Sur le site RésistanceS.be, Manuel Abramowicz tient des bases de données de personnes qu’il considère comme étant d’extrême-droite.
Il incite le grand public au mépris à l’égard de ces personnes, via des articles au contenu tendancieux, inexact, de parti pris, qui ne respectent pas la présomption d’innocence ni la vie privée des individus et dont les sources ne sont pas vérifiables.
En 2007, j’ai dû assigner Manuel Abramowicz, ainsi que l’asbl RésistanceS, en justice, car je m’estime lésé et atteint dans mon honneur et ma réputation par le contenu des articles me concernant sur le site qu’ils gèrent, RésistanceS.be.

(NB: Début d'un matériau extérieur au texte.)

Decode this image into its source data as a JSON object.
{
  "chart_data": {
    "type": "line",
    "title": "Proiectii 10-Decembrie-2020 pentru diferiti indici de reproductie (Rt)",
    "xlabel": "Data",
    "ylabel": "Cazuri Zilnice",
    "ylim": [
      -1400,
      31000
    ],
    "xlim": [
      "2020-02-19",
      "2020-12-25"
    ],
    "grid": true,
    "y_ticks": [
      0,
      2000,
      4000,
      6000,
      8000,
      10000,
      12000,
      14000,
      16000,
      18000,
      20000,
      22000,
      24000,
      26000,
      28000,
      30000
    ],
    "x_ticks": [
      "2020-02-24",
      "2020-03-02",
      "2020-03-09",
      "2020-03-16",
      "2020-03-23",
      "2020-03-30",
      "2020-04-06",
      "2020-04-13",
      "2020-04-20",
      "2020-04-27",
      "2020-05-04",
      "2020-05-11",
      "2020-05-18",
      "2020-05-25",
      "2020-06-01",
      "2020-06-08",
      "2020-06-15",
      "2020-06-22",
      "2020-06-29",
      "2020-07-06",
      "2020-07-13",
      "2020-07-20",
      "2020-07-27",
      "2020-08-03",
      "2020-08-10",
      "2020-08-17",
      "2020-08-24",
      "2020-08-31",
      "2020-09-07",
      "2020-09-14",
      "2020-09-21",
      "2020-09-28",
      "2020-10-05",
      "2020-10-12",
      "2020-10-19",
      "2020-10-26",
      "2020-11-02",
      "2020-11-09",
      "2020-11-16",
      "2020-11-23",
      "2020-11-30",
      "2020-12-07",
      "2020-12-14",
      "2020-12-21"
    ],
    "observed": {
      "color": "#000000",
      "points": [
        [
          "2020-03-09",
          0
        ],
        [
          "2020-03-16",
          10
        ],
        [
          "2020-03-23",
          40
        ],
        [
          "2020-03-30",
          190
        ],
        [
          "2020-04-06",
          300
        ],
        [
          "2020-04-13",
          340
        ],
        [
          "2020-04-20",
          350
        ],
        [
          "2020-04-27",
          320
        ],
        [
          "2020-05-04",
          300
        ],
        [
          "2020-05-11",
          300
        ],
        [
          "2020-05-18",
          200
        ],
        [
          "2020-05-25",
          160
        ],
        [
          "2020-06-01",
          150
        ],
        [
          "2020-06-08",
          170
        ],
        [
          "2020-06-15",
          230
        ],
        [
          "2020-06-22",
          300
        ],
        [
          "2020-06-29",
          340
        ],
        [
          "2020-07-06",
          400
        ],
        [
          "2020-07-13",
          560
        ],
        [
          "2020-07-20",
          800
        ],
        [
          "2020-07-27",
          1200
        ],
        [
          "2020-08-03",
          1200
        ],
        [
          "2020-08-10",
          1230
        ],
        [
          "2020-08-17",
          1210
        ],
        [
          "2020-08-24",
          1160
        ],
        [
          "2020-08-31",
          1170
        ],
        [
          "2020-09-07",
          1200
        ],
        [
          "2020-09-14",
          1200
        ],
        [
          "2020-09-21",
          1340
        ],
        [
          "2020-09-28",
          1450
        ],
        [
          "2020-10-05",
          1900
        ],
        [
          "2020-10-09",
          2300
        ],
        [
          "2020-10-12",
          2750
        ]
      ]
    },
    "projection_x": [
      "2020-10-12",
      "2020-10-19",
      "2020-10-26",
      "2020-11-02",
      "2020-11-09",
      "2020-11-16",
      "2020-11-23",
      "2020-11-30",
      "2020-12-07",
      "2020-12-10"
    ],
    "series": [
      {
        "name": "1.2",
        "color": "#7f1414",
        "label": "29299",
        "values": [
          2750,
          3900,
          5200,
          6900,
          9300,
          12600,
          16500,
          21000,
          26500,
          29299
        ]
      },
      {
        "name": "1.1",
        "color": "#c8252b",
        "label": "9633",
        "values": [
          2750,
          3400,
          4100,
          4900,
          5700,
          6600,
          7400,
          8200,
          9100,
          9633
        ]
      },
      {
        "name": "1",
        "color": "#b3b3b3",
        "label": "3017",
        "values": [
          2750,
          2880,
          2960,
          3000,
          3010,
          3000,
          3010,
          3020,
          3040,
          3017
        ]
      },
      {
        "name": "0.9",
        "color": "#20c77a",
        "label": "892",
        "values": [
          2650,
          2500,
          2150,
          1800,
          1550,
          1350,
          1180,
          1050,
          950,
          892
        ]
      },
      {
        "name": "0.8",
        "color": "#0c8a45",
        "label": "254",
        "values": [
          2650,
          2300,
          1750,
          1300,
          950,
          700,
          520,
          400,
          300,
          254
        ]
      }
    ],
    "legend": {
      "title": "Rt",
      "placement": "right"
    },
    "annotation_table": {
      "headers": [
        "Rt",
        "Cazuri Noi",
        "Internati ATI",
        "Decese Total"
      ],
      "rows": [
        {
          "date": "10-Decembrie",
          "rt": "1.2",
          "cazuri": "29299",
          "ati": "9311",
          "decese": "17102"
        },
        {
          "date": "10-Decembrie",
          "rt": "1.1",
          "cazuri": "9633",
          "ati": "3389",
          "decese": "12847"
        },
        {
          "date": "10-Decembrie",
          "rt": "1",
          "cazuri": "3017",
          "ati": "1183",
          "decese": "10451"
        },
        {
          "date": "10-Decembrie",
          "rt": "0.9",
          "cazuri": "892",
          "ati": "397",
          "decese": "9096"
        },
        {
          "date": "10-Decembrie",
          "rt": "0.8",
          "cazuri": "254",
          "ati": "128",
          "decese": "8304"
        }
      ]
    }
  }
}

Il faut savoir que l’avocat de Manuel Abramowicz et de RésistanceS est Me Laurent Arnauts, qui est un des collaborateurs du cabinet de Mischaël Modrikamen. Comme par hasard, le même Abramowicz a délivré un certificat de “démocrate” au patron de son conseil, alors que le Manifeste du Parti Populaire, dirigé par Me Mischaël Modrikamen, est une copie conforme de celui du FN.
De plus, ils avaient publié, en 2008, un article injurieux et malhonnête m’accusant d’avoir participé aux activités d’une maison d’édition publiant des ouvrages racistes en mettant en cause mon honneur et ma réputation, alors qu’au moment où j’ai réalisé un catalogue internet pour le compte de cette maison d’éditions, j’ignorais tout du contenu, jugé raciste, de ces ouvrages et que mon rôle se limitait à une simple assistance technique. Ce 23 juin 2009, j’ai donc été, bien logiquement, totalement blanchi par le tribunal correctionnel de Bruxelles et Manuel Abramowicz a été contraint de retirer cet article de son site. Il n’en reste pas moins que durant un an, son article au contenu mensonger a gravement porté atteinte à mon honneur et à ma réputation.
Le contenu de cet article paru sur le site de RésistanceS.be contenait des informations et des pièces qui ne pouvaient d’ailleurs lui avoir été communiquées que par le Centre pour l’Egalité des Chances, partie civile, qui seule avait, avec moi, accès au dossier et qui ainsi, selon moi, a commis une faute et également violé mon droit à la vie privée.
Récemment, Manuel Abramowicz s’est rendu coupable d’une violation de ma vie privée en me trompant, par des manœuvres malhonnêtes, sur le site Facebook, pour me faire “avouer” quelque chose qui n’est même pas exact… Pour ce faire, il a usurpé publiquement le nom de l’artiste-peintre Isabelle Ravet (http://www.isara.be), et se faisant passer pour elle, m’a contacté, puis a dévoilé sur internet le contenu de nos échanges privés !
De plus, il maintient encore en ligne durant des années des articles aux informations périmées, même lorsque les personnes ont fait le choix de se retirer de la vie publique, comme c’est mon cas.